Je viens de développer avec mon épouse l’entreprise Art Vision Monde, et notre projet est de créer un grand festival autour de l’environnement et de l’innovation, à Issy-les-Moulineaux pendant les JO de Paris en 2024.i

Quels services proposes-tu et à qui s’adressent-ils ?

Je fais des reportages pour les magazines, enfin c’est souvent moi qui les propose. 

Je travaille beaucoup avec Géo et je couvre des sujets liés à l’environnement, mais aussi des sujets sociaux et géopolitiques. Je leur propose les sujets et ensuite c’est eux qui les produisent. Je les présente aussi dans des livres, lors d’expositions, et je donne des conférences autour des thématiques abordées.

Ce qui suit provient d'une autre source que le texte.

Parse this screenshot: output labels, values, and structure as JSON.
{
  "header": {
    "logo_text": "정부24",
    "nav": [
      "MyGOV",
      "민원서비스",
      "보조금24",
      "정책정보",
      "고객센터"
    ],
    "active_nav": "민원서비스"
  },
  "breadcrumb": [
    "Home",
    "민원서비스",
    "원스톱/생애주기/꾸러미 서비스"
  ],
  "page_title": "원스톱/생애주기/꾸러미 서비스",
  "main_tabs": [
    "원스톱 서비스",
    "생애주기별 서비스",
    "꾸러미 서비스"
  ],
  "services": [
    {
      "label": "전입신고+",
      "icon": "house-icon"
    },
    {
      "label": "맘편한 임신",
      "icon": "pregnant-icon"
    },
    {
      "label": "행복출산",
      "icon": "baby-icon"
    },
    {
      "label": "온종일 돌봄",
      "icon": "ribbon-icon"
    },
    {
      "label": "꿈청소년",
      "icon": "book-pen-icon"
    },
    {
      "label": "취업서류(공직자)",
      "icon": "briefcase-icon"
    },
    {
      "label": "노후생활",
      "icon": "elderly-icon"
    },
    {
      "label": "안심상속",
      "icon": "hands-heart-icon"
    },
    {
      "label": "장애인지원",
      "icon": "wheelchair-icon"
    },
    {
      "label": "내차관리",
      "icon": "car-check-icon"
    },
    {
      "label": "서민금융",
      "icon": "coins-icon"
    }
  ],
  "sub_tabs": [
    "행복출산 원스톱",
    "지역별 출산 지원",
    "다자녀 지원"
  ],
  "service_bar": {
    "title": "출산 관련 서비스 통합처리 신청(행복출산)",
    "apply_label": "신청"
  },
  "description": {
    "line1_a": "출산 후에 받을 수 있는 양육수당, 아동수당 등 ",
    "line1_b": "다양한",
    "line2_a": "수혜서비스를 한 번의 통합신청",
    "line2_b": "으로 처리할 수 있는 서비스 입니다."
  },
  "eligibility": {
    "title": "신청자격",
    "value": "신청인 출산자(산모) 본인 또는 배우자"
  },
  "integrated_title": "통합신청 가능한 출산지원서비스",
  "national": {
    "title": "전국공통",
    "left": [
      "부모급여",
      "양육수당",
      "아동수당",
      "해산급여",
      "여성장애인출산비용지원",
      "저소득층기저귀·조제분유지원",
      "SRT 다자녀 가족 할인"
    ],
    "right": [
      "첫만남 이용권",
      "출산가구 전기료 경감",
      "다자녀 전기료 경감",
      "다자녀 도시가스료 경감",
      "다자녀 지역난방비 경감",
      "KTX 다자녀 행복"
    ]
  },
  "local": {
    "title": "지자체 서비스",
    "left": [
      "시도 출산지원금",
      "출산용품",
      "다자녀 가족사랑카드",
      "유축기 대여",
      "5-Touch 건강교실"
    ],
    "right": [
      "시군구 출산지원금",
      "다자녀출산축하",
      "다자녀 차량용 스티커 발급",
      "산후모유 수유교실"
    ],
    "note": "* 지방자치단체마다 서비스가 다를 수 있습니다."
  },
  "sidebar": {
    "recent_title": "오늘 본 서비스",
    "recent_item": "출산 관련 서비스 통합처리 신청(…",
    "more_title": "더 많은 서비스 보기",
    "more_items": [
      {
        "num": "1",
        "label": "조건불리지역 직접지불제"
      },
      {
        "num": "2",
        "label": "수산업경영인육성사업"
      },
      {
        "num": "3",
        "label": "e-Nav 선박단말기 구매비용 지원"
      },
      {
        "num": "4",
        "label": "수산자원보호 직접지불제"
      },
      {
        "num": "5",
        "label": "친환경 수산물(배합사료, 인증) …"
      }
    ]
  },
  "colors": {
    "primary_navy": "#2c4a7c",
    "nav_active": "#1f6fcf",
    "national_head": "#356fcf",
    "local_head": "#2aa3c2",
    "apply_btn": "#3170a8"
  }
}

J’ai beaucoup travaillé sur l’eau, et en ce moment je me focalise sur les forêts en France avec le fonds de dotation Botanic : il y a une exposition qui tourne dans tous les 80 magasins botaniques de France, depuis décembre 2022. C’est Irène Frain, une amie romancière, qui s’est occupée d’écrire les légendes car l’idée était de donner la parole à la forêt, et Ziqi Peng qui s’est occupée de la direction artistique. L’exposition s’appelle « Moi la forêt ». J’ai commencé par les forêts de Savoie et de Haute Savoie et l’expo va circuler jusqu’en juin 2023, puis la deuxième série sur les forêts du sud devrait débuter à partir de l’été prochain.

Il y aura aussi une exposition au Musée de Mobilier National aux Gobelins fin mars pendant une semaine qui devrait être inaugurée par Brigitte Macron et la Ministre de la culture !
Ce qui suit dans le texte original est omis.